- Find and interpret the percentile of an individual value in a distribution of data.
- Estimate percentiles and individual values using a cumulative relative frequency graph.
|Quick Lesson Plan||Time|
|Activity page 1||20 minutes|
|Debrief Activity page 1||10 minutes|
|Big Ideas||10 minutes|
|Check Your Understanding||10 minutes|
Activity: Where do I stand? Part 2
In lesson 1.3, we collected data about the students’ heights. Today we will use a sample of 20 of those students to explore percentiles and cumulative relative frequencies. Revisiting contexts from earlier lessons is a great way to build continuity and connections. You’ll notice throughout the year that we will often use one scenario for many different lessons.

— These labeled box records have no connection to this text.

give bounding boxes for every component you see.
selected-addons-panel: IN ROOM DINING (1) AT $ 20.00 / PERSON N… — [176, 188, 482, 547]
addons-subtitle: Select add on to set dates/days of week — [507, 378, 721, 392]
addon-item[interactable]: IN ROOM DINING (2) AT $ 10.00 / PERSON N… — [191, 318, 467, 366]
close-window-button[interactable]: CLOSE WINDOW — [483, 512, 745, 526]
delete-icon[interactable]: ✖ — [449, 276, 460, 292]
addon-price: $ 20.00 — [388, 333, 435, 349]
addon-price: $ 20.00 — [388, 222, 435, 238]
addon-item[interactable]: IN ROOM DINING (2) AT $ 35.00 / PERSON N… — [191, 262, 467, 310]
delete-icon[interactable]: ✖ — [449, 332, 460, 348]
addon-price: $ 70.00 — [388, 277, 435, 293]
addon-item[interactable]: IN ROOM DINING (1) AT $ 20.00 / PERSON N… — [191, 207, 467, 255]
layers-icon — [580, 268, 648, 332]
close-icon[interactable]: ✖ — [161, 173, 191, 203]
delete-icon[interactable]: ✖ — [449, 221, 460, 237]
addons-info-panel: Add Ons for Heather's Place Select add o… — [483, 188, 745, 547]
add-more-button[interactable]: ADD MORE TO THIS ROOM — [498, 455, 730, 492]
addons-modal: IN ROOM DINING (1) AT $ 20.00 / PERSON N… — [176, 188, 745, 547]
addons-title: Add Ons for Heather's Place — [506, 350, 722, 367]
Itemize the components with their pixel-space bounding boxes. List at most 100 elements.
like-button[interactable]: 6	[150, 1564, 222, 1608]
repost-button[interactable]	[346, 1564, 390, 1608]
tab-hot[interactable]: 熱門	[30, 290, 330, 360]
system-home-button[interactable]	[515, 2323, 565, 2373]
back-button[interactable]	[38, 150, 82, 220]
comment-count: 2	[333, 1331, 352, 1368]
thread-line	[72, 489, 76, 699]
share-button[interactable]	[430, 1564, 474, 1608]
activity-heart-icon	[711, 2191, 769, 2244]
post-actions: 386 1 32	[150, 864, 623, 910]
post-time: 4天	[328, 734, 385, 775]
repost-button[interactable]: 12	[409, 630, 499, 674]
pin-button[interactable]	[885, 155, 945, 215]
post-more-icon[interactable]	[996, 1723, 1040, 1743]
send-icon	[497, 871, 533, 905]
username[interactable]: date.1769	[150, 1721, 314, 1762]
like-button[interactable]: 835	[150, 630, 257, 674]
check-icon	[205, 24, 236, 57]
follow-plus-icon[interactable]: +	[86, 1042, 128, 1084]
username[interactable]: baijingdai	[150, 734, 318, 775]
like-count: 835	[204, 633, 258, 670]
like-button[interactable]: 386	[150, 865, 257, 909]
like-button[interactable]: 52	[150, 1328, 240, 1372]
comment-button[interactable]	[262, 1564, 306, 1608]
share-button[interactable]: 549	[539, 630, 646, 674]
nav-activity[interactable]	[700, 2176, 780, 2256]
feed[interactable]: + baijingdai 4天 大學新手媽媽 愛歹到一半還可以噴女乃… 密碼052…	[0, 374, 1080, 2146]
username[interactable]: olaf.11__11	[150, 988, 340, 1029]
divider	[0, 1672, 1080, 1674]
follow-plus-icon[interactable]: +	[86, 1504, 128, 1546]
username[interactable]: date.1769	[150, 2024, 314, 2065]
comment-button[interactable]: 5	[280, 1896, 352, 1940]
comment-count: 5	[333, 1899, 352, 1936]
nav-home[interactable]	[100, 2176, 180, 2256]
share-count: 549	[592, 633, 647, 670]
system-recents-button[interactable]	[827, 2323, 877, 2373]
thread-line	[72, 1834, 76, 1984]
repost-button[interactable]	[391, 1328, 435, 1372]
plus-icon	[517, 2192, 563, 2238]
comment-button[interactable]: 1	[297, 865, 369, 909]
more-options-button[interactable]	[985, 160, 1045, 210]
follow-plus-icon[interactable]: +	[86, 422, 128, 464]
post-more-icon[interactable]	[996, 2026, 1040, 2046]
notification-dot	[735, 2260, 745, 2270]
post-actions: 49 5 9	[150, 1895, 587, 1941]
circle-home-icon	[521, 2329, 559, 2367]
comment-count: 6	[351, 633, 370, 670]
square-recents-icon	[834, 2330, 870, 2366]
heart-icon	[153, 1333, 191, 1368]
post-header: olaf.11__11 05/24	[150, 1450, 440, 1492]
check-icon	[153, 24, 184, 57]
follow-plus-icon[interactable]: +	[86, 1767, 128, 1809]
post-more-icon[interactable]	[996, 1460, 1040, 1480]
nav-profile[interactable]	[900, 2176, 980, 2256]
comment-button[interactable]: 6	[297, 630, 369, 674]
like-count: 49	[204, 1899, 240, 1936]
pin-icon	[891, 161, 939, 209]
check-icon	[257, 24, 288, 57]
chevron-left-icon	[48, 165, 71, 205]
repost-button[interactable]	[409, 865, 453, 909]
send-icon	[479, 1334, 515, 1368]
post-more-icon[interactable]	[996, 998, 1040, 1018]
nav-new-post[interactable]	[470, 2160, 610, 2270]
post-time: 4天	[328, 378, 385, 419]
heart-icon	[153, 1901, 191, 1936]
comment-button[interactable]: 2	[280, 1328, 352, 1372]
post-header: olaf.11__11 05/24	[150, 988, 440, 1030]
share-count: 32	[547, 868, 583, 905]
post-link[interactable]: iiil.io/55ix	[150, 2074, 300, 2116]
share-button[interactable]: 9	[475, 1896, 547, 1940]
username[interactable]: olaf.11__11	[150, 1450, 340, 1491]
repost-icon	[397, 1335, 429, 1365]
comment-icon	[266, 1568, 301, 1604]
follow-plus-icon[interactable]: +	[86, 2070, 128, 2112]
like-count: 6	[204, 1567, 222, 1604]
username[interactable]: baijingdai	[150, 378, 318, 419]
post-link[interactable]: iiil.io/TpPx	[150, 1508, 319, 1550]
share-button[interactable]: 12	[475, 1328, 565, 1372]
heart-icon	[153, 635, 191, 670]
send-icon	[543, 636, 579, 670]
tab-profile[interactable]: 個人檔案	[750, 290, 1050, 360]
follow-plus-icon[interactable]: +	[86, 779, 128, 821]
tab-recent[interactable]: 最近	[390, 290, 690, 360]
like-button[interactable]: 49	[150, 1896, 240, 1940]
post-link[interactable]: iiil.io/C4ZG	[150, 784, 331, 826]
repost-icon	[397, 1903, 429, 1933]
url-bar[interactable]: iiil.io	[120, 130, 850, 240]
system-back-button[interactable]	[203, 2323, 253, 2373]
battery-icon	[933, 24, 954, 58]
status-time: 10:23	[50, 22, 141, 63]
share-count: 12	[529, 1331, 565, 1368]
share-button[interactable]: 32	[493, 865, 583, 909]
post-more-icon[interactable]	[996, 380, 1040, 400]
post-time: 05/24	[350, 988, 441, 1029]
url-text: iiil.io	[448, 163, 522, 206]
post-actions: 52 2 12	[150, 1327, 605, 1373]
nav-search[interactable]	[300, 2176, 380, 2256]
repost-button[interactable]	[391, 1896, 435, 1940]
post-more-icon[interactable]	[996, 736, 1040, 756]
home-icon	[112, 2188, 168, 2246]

Before you teach this lesson, take a random sample of 20 students and enter their heights into stapplet.com. Copy the dotplot and the summary statistics into the activity page.
Students will be able to work through #1-3 on the activity page in groups without any teacher input. Debrief with the group after #3, pointing out where students calculated percentiles. Then have the groups continue working to finish the page. They may have questions about what a cumulative relative frequency graph should look like, but other than that, they had know issues when we went through this lesson. This activity is a great example of how students should experience first, and formalize later. You’ll see on the answer key that anything written in black is what we expect the students to work through in groups without much teacher input. This is how students experience statistics. We have students write their work on the white board for us to go over. At that time, we add in formal language and content in the margins of the page. This is how we formalize the learning. We wrote this is red on the activity page key. You should make sure that students are aware that you are doing this so they know to pay special attention to what is in the margins.
Check Your Understanding
After the group work, we’ll complete the Big Ideas section. This is usually the only direct instruction we give during a lesson. We always make sure to bring this portion back to the learning targets. This helps us to stay focused on exactly what students need to master. Students should then work with their groups again to complete the Check Your Understanding problems. You could circulate around the room and check each group or have students write their work on the board.